The Atlanta Journal Constitution published an important article on Sunday, October 20th. The front page article looked into a study of decisions in 2011 and 2012 by judges in the Northern District of Georgia(NDGA) when ruling on motions for summary judgment. The study was done by Atlanta plaintiffs employment law firm Barrett & Farahany (full disclosure: I used to work for Barrett & Farahany as an associate).
Motions for summary judgment are usually made after discovery has completed. The moving party (i.e. the party that files the motion) is arguing that looking at the facts in the best possible light for the other party, there is no “material fact” requiring a trial to resolve and that as a matter of law the facts show that the moving party should win. By winning a motion for summary judgment either in whole or in part, the moving party gets a decision in their favor without having to win at trial.
The study shows that in the NDGA, plaintiffs’ Title VII cases are thrown out on summary judgment more than 80% of the time compared to a national average of around 70%. Even more disturbing was the racial difference between various plaintiffs. For instance, African-American plaintiffs have their cases thrown out on summary judgment at a rate closer to 90%.
The problem with having so many cases thrown out on summary judgment is that it denies plaintiffs their Seventh Amendment right to a jury trial. Instead of having a jury serve its important role as finders of fact, judges have taken it upon themselves to act as arbiter of law as well as finder of fact. Using summary judgment so frequently also serves to weaken the protections of Title VII and makes it more difficult for people with legitimate cases to find a lawyer to help prosecute their case.

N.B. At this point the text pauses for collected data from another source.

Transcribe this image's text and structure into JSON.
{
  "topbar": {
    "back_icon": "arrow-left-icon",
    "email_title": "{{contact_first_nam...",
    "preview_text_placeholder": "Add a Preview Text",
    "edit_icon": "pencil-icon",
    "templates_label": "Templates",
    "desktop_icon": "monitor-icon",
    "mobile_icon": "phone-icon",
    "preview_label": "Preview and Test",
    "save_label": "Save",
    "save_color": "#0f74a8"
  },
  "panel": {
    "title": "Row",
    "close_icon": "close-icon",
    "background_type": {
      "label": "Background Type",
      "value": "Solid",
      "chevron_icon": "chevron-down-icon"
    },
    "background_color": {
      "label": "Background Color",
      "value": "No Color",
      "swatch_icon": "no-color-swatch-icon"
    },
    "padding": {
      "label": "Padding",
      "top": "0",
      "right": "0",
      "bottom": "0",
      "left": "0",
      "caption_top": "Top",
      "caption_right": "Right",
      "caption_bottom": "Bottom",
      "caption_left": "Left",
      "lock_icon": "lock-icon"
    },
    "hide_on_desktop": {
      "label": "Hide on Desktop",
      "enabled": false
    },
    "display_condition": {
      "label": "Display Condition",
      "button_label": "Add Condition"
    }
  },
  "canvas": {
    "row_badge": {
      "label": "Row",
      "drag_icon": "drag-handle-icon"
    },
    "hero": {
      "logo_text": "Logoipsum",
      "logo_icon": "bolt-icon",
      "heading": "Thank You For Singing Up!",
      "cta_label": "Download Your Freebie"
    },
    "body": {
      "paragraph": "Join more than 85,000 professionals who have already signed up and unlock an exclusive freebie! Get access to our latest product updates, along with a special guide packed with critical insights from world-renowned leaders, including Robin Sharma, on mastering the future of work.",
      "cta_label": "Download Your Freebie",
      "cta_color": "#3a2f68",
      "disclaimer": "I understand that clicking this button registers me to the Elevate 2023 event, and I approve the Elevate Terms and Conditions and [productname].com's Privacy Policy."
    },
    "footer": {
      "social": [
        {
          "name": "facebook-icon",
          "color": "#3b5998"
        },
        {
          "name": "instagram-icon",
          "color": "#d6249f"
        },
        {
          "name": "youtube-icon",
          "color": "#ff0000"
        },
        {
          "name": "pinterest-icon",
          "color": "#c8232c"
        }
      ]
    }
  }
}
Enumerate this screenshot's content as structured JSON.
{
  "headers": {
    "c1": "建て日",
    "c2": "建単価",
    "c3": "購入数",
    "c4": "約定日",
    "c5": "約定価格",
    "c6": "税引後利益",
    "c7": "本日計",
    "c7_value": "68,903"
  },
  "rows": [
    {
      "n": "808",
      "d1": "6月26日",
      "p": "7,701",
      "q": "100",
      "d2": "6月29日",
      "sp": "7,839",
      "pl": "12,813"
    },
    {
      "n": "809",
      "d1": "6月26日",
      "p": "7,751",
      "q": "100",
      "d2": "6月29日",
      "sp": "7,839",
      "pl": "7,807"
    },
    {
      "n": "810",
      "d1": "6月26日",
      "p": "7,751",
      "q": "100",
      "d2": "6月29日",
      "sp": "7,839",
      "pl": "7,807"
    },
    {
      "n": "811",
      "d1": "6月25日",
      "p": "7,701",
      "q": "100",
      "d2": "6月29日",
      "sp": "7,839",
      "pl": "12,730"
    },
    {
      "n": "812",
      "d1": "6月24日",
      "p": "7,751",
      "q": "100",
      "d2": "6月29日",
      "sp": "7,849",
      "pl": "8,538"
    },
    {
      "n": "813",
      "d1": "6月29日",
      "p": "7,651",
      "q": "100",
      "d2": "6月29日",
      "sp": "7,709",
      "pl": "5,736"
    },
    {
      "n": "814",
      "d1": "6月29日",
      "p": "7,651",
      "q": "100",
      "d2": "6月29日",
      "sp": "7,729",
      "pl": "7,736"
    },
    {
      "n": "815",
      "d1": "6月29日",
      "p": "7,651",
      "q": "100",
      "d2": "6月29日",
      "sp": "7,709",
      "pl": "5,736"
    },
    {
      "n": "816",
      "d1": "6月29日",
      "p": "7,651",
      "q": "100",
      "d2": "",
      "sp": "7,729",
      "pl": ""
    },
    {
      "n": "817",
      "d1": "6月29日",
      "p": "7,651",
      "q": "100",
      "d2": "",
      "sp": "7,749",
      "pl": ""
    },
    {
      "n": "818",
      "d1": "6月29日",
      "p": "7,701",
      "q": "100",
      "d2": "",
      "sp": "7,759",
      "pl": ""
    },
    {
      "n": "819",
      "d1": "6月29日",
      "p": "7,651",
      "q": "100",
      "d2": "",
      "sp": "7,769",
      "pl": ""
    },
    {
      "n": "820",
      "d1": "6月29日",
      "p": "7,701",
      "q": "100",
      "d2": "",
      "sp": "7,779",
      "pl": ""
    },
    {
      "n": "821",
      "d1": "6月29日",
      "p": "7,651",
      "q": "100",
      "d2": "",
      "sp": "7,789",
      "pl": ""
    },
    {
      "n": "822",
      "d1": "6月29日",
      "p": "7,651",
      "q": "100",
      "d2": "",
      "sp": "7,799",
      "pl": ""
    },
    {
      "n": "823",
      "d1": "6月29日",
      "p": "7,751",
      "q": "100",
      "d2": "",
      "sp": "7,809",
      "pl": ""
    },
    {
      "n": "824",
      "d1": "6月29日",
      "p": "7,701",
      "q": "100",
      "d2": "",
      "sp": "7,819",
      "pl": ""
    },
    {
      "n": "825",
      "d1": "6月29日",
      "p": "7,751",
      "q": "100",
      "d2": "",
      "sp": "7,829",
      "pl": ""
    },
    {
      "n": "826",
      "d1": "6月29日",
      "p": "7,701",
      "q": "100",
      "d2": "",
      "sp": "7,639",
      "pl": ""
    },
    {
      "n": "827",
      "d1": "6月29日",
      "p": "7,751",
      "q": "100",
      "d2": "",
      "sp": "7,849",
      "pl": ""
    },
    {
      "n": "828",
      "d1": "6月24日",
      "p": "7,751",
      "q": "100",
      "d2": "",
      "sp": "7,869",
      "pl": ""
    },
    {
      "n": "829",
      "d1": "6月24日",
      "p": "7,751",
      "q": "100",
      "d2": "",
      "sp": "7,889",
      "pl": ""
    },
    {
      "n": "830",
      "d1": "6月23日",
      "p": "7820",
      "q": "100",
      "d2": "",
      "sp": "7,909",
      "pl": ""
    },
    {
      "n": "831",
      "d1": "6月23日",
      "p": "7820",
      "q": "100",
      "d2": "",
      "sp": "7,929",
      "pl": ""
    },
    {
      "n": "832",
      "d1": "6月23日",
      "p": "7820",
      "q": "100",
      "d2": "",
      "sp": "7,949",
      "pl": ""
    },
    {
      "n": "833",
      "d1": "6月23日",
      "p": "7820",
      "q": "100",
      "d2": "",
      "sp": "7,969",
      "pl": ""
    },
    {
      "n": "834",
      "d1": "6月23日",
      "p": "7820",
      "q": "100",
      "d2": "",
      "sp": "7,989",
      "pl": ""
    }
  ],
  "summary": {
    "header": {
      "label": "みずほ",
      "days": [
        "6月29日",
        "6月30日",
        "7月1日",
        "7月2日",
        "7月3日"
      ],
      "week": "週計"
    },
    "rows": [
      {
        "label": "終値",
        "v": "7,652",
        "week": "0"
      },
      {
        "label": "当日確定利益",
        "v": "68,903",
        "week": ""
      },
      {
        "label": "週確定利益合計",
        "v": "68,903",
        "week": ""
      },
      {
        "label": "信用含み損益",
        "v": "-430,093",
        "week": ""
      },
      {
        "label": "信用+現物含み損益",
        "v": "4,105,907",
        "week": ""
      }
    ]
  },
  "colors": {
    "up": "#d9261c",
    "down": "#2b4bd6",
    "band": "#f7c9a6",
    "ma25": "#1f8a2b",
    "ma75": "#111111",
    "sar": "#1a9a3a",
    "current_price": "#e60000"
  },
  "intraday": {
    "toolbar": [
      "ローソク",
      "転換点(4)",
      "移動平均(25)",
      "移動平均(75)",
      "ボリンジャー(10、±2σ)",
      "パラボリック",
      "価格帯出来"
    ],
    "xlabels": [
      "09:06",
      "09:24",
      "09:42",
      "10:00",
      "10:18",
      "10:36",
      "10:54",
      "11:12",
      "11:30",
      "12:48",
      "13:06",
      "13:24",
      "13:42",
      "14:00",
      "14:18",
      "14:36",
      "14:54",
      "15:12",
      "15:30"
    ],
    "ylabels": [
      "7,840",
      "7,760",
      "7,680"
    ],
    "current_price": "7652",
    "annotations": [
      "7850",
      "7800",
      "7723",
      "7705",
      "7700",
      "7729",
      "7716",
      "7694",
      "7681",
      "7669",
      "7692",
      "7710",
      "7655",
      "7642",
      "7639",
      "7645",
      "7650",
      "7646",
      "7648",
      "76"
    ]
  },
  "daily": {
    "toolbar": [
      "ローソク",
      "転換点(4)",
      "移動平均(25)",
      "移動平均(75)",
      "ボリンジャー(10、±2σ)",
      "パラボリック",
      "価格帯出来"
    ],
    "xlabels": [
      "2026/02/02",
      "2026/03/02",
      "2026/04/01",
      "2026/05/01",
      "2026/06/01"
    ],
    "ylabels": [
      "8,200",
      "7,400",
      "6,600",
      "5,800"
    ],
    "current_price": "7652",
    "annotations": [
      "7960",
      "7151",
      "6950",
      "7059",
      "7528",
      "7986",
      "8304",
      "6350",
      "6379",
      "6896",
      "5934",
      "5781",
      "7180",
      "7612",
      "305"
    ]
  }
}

When you combine the findings of this study with the fairly recent Supreme Court decisions that make it more difficult for plaintiffs to win discrimination cases it seems like there is an effort to weaken the civil rights protections for which previous generations fought and died. Workers in Georgia need to realize that as it is at-will employment means that an employer can fire an employee for any reason or no reason at all. Weakening one of the few exceptions to at-will employment in Georgia takes away some of the protections that Georgia workers have against wrong and unfair treatment in the workplace.